The Churches were filled with hypocrites? Hurrah, they were soon to empty out quickly. Are we better off without them? Our schools were behind? We can fix that—fill them with curricula aimed at producing workers for the new economy and shooting the moon. We championed careers over education, technical skills over understanding. Remember the Maine and pass the ammunition.

All this turned to fertile ground for a Bannon-esque nihilism that exploited white nationalism to set up a puppet President molded from the mindlessness of a bigoted and bragging showman. His skills: to rule by distraction and sow chaos. To cater to fears and destroy credibility. And because the buffoon had only himself as a cause, he bought it completely and beats its drum daily in illiterate prevarications. The perfect instrument of politics in a world of shallow spiritualities where dark money can buy almost anything, including elections.

In the sand-box fighting that ensues, we seem to have forgotten that the Supreme Court is, in fact, not the supreme Court. There is a higher judgment than our whims and fancies, our power plays and partisanship.

We cannot fix this on November 3! But we can take the caricature of a president out of the picture and we can take the presidency out of the hands of the bullies and bogus patriots.

We can unite some traumatically torn apart families and more justly distribute privilege and power. We can take steps to lessen the predatory natural disasters rooted in climate change.

We can choose Democracy over Oligarchy, values over cynicism.

As Frankl writes, “All the programs, all the slogans and principles have been utterly discredited as a result of these last few years. Nothing was able to survive, so it should not be a surprise if contemporary philosophy perceives the world as though it has no substance. But through this nihilism, through the pessimism and skepticism . . . we must strive toward a new humanity” (25).

He could have easily have been writing about today and the last four years!

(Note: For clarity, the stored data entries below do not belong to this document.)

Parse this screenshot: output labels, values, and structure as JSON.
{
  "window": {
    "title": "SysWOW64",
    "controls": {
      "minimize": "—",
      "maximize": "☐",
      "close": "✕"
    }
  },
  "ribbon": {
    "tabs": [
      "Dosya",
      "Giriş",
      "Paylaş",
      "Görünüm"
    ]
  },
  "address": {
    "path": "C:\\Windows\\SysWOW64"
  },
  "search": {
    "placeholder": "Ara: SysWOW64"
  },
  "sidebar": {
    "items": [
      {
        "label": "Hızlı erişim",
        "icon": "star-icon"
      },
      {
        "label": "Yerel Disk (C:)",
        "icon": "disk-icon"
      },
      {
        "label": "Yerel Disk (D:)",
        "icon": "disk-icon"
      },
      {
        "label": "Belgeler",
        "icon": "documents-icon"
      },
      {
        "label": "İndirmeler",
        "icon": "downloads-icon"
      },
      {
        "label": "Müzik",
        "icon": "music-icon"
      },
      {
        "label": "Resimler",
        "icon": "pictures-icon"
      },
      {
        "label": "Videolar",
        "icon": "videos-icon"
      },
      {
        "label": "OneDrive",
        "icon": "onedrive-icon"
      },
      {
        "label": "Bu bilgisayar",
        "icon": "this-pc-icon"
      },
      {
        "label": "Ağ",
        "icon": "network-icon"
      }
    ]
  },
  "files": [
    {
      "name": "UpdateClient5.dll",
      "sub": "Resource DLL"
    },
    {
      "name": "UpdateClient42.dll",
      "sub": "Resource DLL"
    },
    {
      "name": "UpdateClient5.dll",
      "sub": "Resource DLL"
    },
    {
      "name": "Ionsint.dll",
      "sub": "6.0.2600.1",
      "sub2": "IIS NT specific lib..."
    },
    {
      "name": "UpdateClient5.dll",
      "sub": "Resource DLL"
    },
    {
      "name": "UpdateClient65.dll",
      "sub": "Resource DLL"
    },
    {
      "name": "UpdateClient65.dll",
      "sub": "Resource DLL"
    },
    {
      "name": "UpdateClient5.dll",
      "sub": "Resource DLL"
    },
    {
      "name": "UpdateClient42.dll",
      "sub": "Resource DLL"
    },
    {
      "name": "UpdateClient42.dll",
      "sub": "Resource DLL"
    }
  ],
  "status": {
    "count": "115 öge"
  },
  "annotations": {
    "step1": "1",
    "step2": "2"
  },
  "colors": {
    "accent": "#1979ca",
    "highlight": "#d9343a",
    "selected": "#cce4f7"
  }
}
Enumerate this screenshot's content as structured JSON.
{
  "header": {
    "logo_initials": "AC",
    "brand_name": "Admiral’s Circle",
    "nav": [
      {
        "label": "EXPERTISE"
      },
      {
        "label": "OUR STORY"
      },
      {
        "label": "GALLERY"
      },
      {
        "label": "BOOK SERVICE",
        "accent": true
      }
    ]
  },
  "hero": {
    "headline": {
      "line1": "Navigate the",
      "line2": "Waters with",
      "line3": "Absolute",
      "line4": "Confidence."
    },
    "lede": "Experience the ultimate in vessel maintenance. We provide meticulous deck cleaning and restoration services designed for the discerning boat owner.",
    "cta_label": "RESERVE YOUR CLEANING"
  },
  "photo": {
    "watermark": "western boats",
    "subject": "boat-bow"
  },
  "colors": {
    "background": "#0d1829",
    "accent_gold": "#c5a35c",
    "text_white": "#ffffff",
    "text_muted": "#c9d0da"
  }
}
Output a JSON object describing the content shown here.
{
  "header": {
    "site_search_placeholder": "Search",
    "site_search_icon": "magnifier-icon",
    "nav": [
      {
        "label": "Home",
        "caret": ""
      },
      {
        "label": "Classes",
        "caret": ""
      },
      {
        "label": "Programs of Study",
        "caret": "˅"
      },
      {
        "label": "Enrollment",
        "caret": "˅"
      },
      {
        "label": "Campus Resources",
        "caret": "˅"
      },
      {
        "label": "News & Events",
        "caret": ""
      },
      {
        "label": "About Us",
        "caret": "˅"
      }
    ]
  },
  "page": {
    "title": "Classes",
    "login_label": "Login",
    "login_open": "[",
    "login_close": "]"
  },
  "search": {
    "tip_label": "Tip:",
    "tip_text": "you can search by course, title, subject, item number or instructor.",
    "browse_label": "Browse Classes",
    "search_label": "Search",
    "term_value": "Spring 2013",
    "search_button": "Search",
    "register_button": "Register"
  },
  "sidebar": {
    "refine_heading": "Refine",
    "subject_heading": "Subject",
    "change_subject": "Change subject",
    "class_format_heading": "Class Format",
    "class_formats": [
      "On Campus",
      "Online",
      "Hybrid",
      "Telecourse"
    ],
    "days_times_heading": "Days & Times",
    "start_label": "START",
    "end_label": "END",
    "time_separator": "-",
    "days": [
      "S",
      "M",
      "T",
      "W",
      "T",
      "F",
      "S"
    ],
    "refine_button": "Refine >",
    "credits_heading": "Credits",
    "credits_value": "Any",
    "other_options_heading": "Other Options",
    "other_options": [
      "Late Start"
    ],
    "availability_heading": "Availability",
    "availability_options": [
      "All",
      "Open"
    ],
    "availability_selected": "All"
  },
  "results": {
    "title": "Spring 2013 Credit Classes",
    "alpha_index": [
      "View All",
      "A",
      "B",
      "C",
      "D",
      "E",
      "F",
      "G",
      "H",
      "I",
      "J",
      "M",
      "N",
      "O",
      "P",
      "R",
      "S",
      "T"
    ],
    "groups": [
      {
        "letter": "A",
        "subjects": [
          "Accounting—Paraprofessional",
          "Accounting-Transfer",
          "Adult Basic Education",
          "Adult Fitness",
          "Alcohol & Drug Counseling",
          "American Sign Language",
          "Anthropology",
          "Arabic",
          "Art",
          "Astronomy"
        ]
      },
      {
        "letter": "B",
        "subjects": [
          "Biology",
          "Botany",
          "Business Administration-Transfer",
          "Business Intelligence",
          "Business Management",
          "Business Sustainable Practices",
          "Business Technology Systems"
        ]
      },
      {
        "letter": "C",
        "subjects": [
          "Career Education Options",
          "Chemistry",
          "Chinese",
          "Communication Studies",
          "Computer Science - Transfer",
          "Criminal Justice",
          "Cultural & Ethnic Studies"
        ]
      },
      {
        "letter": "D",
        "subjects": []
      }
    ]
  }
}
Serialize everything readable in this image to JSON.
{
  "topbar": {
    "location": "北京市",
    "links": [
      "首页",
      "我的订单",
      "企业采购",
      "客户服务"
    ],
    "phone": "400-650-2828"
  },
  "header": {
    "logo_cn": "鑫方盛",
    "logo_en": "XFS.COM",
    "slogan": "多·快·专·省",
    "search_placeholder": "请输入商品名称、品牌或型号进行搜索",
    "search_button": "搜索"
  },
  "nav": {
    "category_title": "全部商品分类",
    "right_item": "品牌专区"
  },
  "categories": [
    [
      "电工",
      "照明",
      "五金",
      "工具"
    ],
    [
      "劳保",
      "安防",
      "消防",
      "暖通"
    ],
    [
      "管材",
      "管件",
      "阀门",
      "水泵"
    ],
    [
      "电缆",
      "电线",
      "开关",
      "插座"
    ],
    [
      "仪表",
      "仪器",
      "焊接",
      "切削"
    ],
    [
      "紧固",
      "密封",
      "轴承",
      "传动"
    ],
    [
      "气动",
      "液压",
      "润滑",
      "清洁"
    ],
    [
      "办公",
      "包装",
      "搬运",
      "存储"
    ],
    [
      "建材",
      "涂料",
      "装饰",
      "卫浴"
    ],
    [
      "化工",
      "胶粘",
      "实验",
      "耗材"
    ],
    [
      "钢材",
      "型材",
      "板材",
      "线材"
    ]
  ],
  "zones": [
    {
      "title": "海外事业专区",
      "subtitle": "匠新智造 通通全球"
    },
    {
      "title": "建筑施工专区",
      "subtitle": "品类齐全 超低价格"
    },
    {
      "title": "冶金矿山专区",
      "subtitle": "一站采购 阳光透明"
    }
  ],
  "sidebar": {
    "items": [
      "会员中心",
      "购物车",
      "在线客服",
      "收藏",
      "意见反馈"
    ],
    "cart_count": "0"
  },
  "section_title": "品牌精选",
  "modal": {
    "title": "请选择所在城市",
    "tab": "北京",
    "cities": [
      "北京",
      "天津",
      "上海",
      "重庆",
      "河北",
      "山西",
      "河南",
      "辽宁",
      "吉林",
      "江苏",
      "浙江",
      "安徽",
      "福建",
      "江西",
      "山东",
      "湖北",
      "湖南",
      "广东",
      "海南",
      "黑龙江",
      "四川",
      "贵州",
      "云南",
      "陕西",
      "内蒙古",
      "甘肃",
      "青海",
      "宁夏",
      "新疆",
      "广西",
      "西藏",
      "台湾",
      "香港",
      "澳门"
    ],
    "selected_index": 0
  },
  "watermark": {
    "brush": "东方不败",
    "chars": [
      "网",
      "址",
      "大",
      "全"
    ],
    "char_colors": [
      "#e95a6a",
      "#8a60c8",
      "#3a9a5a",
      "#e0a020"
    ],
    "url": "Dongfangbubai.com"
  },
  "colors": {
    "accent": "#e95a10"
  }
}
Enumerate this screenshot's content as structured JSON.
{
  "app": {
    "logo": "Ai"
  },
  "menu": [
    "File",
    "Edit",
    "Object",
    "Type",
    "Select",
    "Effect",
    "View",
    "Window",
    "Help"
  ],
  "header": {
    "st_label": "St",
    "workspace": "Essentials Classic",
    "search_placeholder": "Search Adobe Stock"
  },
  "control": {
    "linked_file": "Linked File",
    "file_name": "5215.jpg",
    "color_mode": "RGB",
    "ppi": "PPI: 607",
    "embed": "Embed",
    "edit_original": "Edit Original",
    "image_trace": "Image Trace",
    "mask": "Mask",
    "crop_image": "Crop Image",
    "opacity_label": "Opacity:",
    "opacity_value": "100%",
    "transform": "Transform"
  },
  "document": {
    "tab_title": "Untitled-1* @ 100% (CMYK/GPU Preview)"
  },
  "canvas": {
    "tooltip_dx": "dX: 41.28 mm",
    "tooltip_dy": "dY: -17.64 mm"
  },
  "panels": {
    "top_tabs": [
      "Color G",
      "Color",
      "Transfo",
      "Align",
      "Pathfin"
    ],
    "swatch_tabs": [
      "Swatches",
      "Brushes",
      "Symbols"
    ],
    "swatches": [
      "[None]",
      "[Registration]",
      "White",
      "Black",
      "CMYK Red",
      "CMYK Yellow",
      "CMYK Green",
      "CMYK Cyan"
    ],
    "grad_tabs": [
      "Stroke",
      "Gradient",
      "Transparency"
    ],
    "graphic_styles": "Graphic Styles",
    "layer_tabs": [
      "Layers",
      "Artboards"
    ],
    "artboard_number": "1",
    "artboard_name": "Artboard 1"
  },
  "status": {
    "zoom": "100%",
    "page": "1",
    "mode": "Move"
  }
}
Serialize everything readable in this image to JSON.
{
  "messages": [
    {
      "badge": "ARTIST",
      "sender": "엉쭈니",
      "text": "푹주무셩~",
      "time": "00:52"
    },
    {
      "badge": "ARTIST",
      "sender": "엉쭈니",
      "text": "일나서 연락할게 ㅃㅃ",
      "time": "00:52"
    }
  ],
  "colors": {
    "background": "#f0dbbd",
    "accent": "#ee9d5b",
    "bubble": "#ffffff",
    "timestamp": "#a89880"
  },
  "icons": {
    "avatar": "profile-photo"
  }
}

As someone recently noted, if power corrupts it does so by attracting the corruptible. For over fifty years we’ve attracted plenty of them, even for four years now to our highest offices. November 3 won’t be The Answer–but if it keeps the vicious and ignorant even just a little at bay, it can give us a future where truth can be discerned, goodness pursued, beauty restored, and the whole planet can get a renewed lease on life.

For God’s sakes, VOTE!

It’s been a while since I closed with a poem but now seems a good time:

                                    Farming Blind

Like a homecoming queen festooned with flowers

she’s not usually accustomed to wearing,

the Middle Loup River today is flowing among

gleaming golds and oranges, trees highlighted

by a bright sun in a cloudless sky, and unlike

some of the fields to the northwest where

scant rain fell this year, our hay meadows

are weighed down by the big rounds that fell

from the massive balers getting the last harvest

of the season, and only a Trump flag

stuck precariously in one of them says,

“So much hay . . . but can’t see the sunshine.”